Cases and controls
The population-based case–control study included all lung cancer cases, males and females aged 35–75 years residing in Montreal and its surrounding suburbs and who were Canadian citizens. Histologically confirmed incident cases of lung cancer diagnosed between January 1996 and December 1997 were ascertained through active monitoring of pathology reports in the 18 participating hospitals in the metropolitan Montreal region, providing almost complete (≈98%) coverage of lung cancer diagnosis in the area. Histology of lung cancer was coded according to World Health Organization/International Agency for Research on Cancer technical report 31 [11].
Controls were randomly sampled from population-based electoral lists, frequency-matched to cases by age group (±5 years), gender and residential area.
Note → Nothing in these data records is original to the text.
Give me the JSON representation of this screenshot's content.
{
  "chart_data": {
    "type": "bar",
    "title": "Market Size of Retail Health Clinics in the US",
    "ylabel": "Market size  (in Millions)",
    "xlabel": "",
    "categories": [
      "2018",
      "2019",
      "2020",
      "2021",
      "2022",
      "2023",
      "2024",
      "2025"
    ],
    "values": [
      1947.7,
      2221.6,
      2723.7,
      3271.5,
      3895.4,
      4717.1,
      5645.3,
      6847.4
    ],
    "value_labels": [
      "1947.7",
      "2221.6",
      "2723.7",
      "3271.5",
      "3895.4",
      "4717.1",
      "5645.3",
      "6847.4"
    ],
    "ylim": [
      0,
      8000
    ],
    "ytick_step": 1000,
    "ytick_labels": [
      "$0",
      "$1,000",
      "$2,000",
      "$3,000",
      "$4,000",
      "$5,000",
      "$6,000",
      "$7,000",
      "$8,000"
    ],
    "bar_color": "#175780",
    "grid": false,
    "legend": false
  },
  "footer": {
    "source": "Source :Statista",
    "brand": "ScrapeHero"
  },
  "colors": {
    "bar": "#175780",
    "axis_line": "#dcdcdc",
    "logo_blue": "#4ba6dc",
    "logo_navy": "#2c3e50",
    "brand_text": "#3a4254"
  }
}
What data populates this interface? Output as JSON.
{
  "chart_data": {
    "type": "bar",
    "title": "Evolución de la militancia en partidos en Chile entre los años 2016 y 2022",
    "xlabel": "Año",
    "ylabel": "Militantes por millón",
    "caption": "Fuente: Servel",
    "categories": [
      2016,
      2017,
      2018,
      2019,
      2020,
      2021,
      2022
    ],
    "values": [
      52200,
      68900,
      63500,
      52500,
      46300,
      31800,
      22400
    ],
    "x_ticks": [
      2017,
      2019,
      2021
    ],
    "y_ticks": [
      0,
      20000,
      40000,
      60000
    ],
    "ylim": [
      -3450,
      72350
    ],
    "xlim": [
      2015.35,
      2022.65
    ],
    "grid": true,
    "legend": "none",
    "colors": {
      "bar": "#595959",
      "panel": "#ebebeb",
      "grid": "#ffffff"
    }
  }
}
Further details about the study can be found elsewhere [12]. Ethics approval was obtained from all collaborating institutions, and written informed consent was obtained for all participants.
Data collection
A face-to-face interview was conducted by one of our bilingual interviewers (English and French). If the subject was deceased or too ill to respond, we attempted to conduct the interview with a close next of kin proxy, usually the surviving spouse. The questionnaire was designed to collect information on sociodemographic and lifestyle characteristics, including smoking history, and a detailed semi-structured history of all jobs ever held.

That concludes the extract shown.